Stephanie Madan – Three Poems


 

A History of Affection

it is no small thing to rise in the morning
to the grins of cheerful dogs
anticipating joy
flinging themselves jubilant into its path

                                                                        (some doubt the connection between
                                                                        dogs and joy – I weep for them)

a calmer joy in me considers and marvels
at such magnificent luck in life
To possess not just their good will
and extravagant admiration

                                                            (they mistake me for a hunter stalking
                                                            the wild daily for dog kibble)

but to have as well a partner fine and near
sharing a history of comfortable affection
This seems unreasonably fortunate

                                                            (we have survived various falterings
                                                            a time or two of careless cruelty)
I trust so little
if in these moments
of rising I find we are both awake
each perceiving gladness
in the other’s regard

well that is no small thing either



Détente

Yesterday I dandled a child on my knee
an honor I had not asked for
but its mother insisted so
I dandled the child awhile
the child and I both perplexed
as to what we ought to feel
but disinclined to discuss it

the child regarded me much
as one of my dogs long gone did
with a mixture of horror and hope

the dog was never quite resigned
when I approached him
on bath day with towels in hand
he could only hope to impress
on me his truth – a bit of matted fur
a slight smell of sweaty dog
need not result in the despised bath

that dog was eloquent in his own way
there were times I agreed
bestowed a treat, deferred the bath
both relieved detente had been achieved

I viewed again the child’s gaze
I ended the dandling
retrieved the snack-size candy bar
I had been reserving for an emergency
from its spot in my pencil-cup
presented it to the child
who scrambled down as relieved as I
we had completed the dance
required of us  – without delight
yet also without damage



Coming Home

I hold close this calm quiet
this gentle glad prelude
knowing you are where you are –
on your way home to me

we’ll greet in simple ways
at ease in a comfortable love
shooting stars unrequired
fresh-baked bread will be
my warm whisper you are dear
your kiss on my nose a love song

bills will not pay themselves
fireworks will not startle
the sky in celebration
the future with its lost dreams
its unexpected endings
will not be deflected

but right now is enough
this quiet gentle moment
knowing you are where you are –
on your way home to me 


 

Author’s Statement on Beauty

It’s all a matter of perspective, isn’t it? Once, as a child, a two-scoop peppermint ice-cream cone swept me away with its speckled beauty. I recognized a) it was all mine and b) how quickly it would be sullied, eroded by my slurps. No stranger to sacrifice myself, having the week before been forced to share a two-scoop chocolate cone with an unpleasant cousin (why did she get to choose the flavor?), I appreciated my frozen victim’s attractive appearance just as much as I savored its destruction.
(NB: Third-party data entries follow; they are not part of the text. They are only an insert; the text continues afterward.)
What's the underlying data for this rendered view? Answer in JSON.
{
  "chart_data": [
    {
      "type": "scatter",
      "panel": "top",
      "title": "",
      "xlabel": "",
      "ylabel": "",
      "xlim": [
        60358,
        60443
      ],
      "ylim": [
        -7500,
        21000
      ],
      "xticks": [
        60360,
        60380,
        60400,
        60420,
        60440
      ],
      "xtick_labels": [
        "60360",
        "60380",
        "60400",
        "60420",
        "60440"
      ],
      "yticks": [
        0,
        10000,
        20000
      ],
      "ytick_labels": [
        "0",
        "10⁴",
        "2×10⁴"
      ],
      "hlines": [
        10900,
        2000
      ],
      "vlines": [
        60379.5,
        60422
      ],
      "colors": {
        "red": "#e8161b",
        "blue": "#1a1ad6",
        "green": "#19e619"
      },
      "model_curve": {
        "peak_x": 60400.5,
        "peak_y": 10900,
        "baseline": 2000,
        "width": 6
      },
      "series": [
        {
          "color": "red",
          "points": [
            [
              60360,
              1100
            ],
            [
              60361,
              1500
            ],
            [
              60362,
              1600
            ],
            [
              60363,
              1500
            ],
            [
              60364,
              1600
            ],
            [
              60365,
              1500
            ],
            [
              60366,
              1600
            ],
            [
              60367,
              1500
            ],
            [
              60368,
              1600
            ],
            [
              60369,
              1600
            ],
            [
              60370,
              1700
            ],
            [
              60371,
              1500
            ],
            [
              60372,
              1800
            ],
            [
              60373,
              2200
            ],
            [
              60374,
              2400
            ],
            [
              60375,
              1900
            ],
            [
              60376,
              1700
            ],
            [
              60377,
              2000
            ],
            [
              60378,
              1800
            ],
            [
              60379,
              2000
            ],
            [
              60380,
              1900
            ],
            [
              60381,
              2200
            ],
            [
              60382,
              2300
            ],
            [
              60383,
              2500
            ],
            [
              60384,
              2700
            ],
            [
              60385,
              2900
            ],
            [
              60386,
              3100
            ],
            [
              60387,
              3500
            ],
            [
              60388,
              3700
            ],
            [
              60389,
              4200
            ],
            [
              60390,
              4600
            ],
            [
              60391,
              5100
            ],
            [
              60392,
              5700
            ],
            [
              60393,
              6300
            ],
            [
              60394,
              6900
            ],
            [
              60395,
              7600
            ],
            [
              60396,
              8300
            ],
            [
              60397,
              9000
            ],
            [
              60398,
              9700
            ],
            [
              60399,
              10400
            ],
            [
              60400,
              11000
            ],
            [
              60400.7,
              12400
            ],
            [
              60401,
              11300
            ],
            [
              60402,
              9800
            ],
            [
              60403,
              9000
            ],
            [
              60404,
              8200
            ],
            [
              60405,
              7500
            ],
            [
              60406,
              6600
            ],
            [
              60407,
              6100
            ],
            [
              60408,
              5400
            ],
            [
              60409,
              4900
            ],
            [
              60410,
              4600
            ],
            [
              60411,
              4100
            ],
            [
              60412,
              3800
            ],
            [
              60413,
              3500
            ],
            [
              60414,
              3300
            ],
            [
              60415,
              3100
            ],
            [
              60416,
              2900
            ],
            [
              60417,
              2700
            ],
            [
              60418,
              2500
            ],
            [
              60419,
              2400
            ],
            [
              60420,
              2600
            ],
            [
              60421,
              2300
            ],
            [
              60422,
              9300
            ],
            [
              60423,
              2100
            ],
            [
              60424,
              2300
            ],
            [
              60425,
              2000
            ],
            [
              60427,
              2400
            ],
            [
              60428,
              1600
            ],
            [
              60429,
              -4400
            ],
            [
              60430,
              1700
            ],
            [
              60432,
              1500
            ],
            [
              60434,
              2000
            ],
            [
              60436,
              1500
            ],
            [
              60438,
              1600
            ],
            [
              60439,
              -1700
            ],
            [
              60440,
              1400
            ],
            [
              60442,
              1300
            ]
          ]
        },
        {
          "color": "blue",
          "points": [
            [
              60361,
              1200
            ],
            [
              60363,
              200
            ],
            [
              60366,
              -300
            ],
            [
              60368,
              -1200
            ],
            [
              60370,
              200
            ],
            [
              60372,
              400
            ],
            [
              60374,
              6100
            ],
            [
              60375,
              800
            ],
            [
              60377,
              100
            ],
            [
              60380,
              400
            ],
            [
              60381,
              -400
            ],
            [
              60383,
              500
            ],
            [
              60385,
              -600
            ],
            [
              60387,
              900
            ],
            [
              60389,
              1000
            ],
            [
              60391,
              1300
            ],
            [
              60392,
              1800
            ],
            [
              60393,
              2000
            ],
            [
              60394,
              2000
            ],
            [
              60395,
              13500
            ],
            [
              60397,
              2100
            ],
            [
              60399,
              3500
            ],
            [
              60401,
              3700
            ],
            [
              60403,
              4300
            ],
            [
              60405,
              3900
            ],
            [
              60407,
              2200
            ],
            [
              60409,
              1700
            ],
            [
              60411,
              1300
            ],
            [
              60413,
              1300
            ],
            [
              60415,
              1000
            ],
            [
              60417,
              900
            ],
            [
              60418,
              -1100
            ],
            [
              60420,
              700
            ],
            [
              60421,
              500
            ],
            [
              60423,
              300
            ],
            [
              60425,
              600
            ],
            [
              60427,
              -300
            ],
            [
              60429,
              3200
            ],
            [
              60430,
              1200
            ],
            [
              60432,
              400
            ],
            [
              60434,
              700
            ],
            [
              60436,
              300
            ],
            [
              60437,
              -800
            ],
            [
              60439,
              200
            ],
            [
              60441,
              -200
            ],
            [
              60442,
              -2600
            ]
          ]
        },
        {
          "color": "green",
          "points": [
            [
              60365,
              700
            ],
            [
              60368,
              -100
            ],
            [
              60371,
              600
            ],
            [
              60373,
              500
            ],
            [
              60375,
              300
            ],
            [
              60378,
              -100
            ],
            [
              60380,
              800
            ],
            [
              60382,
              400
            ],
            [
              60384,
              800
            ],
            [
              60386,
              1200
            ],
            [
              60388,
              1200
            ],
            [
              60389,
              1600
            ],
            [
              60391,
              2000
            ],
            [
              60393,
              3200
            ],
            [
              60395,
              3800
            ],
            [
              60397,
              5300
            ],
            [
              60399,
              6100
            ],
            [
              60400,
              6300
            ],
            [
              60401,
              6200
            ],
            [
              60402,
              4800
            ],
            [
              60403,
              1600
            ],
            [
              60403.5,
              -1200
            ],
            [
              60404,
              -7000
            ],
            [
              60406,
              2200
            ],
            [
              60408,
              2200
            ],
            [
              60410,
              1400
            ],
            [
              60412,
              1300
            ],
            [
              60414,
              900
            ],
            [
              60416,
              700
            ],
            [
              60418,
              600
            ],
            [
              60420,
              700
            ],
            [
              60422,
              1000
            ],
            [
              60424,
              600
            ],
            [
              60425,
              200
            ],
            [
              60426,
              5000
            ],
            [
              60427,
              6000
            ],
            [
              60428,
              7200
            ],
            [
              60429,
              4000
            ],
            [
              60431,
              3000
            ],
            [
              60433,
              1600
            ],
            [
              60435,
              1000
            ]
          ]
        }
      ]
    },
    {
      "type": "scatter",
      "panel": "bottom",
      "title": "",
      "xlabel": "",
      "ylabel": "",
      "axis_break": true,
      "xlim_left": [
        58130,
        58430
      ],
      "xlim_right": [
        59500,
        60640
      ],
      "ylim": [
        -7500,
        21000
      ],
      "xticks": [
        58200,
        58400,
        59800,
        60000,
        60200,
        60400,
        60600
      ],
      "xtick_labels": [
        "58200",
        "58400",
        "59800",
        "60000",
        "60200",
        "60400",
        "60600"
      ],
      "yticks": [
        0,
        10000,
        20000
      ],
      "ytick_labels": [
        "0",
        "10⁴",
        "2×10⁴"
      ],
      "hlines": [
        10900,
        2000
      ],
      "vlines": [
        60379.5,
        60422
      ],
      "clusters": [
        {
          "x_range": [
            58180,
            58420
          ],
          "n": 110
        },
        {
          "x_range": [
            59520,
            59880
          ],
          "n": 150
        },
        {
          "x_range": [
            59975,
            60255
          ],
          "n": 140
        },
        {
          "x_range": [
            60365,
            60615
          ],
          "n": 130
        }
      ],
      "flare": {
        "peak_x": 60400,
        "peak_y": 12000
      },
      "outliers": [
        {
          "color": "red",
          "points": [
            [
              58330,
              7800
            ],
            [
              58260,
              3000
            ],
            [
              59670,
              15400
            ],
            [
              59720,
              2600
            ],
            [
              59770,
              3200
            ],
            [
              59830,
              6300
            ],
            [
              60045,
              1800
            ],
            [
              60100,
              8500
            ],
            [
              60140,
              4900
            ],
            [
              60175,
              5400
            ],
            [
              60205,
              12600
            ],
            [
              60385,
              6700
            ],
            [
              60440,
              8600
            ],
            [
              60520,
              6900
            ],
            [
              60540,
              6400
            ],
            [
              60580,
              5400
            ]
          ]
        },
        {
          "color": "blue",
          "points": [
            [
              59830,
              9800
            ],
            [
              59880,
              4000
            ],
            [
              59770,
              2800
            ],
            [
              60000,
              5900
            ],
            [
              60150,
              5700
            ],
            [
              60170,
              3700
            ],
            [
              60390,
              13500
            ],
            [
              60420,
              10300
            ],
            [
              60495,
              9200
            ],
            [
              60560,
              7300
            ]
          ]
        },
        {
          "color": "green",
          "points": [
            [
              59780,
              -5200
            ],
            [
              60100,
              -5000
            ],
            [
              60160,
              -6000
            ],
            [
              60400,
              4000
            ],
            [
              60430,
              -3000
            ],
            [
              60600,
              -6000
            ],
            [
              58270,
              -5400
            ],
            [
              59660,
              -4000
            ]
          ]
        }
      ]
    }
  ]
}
As a young professional, I swooned at beauty in the guise of projects well-conceived and executed, delighted in the beauty of statistics and organization charts as easily as in a painting, a song, a short story, a poem. The wobbly congruity of imposed order presented as a sort of Cubist defiant art, beauty on its own terms.

Time passes. People disappoint. Filters are recalibrated. The understanding that life is really and truly not forever, that all must end, arrives and revises my focus. I experience the present with nostalgia even as it occurs.

My dog dashes about in pursuit of a lizard and is, as always, outsmarted. I cheer for the lizard and realize the moment with my dog – short and stocky, cheerful and optimistic – is shadowed beauty, beauty perceived through a lens tinted with anticipated grief. I strive to capture the sheer loveliness, hold it fast. No luck, of course.

I’ve come to discover beauty in the everyday. In that lumpy heirloom tomato, the fresh shiny ebony paint on the stair rail, the gleam of slanted sunlight ricocheting off a silver vase – beauty valuable in its tiny moments, deflecting, sometimes, the ugliness we endure these days in our wide world. It has to be enough.


 

Stephanie Madan’s fiction, essays and poems on wide-ranging subjects such as murder, good dogs and speculations regarding the afterlife have been published in print anthologies and online. She also wrote the column “Just Desserts” in print magazine My Table for five years.